Multinational oilfield services giant SLB posted a net profit of $934 million for the first quarter of 2023, up 83% on the previous year.

Buoyed by higher oil prices, the Houston-headquartered company reported revenues of $7.7 billion, up 30% year-on-year and $200 million above investment banking company TD Cowen’s forecast for the quarter.

“I am very pleased with our start to 2023. We delivered strong year-over-year revenue growth and margin expansion at a scale that instills further confidence in our full-year financial ambition,” SLB chief executive Olivier Le Peuch said.

The quarter was defined by “strong activity dynamics offshore and in the broader international basins”, he added, highlighting well construction and production systems as the segments that enjoyed most growth.

Le Peuch said a slight decrease in income from the previous quarter was less pronounced than the historical trend as seasonal effects were partially offset by robust activity gains.

International and offshore growth

SLB’s revenue in North America grew 4% sequentially, its eighth consecutive quarter of growth and revenue in this region jumped 32% from the same period last year.

Article continues below the advert

But the company’s international and offshore work is also a key growth area, as onshore activity in North America is expected to potentially plateau in 2023 due to lower gas prices.

“Offshore is not only international, offshore is happening in North America in Northeast Canada, offshore Alaska and the Gulf of Mexico, the combination of which is set to grow and outpace this year the US land and onshore economic activity,” Le Peuch said during the earnings call.

SLB’s contracts for the first quarter, which one analyst characterised as “unprecedented” during the call, showed a focus on offshore projects and the Middle East. Le Peuch said the company expects to have its highest revenue ever in the Middle East this year. Plus, he said the company has committed up to 20 floating production, storage and offloading vessels to Brazil.

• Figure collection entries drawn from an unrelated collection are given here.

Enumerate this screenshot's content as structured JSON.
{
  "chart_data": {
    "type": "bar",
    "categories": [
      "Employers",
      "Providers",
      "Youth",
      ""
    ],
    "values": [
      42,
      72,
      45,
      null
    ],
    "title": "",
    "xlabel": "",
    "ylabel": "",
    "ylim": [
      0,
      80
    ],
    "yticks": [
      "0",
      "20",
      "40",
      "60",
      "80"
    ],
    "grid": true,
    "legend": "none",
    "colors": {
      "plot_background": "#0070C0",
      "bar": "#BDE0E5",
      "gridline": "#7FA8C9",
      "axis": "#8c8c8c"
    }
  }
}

The company is optimistic about the second quarter.

“Looking ahead to the second quarter, we expect strong growth with seasonal recovery in the northern hemisphere, capacity expansion projects in the Middle East that are in various stages of ramp-up, and robust activity in Asia and Sub-Saharan Africa. This growth scenario provides support for broad sequential margin expansion across the divisions and geographies,” Le Peuch said.

In the first quarter, SLB repurchased about 4.4 million shares of stock for a total of $230 million, with goals to give $2 billion back to shareholders in buybacks and dividends.

The company, formerly known as Schlumberger, rebranded last year to expand its focus on the energy transition.